There is a difference between actual weakness and flat trading, especially within a bigger uptrend. I think we can all agree that SPY has been trending higher since early July, perhaps even since mid March. The ETF first crossed above 111 on November 16th and closed just below 111 on December 7th, 15 days later. SPY has crossed the 111 level at least seven times in the last three weeks. This amounts to a consolidation or indecisive period, which reflects equilibrium between buying pressure and selling pressure. With the bigger trend up, the bias is still bullish here. Furthermore, we have yet to see a significant increase in selling pressure. Even with the long black candlesticks on Thursday-Friday, SPY is still holding last week's gap.

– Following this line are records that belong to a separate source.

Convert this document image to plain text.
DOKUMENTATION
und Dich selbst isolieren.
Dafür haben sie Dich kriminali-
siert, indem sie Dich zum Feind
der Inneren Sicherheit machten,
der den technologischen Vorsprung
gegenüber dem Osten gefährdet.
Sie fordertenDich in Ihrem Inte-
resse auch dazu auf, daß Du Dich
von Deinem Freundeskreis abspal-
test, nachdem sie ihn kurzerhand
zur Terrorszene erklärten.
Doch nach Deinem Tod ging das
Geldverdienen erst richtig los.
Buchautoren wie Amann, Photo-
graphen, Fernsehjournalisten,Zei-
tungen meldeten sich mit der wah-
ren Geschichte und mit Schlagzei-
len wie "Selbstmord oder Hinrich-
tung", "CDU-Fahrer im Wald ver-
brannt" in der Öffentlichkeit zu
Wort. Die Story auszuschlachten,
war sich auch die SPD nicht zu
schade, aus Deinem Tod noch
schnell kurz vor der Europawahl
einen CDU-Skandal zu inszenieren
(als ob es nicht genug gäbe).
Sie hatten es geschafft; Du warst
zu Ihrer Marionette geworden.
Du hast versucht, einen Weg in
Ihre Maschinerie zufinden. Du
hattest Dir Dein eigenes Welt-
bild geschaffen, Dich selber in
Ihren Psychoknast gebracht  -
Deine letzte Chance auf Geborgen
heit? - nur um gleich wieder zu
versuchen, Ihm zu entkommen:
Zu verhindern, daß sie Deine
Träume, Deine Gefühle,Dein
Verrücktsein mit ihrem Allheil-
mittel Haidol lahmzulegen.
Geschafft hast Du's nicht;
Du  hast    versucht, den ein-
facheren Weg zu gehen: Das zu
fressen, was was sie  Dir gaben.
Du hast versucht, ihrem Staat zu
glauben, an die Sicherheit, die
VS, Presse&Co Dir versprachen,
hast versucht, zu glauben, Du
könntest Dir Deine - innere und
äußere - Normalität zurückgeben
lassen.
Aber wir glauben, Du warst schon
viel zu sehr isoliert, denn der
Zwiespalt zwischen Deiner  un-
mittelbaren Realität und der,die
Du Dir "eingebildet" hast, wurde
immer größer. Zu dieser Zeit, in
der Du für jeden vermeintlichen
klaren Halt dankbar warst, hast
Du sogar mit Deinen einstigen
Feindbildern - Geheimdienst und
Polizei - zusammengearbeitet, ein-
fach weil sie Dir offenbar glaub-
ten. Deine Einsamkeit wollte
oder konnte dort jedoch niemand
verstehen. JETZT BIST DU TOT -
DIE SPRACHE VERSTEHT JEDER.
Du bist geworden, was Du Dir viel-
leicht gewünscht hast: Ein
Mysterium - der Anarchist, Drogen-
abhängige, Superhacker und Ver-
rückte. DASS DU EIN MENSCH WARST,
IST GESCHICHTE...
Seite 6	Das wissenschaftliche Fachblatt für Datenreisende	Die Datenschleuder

On the 60-minute chart, SPY failed to hold the breakout at 112, but held support at 110 on Friday and Monday. Even though the failed breakout is negative, the bulls have the edge as long as key support at 110 holds. The failure to hold the breakout shows diminished buying pressure. However, a break below support at 110 is needed to show an actual increase in selling pressure.
The indicator window shows SPY with the Nasdaq 100 ETF (green) and Russell 2000 ETF (pink). Small-caps are showing relative strength, while large-cap techs are showing relative weakness. Notice that the pink line (IWM) is above the black and green lines (SPY and QQQQ). I wrote about the January effect on December 1st. These seasonal curiosities seem to start earlier and earlier.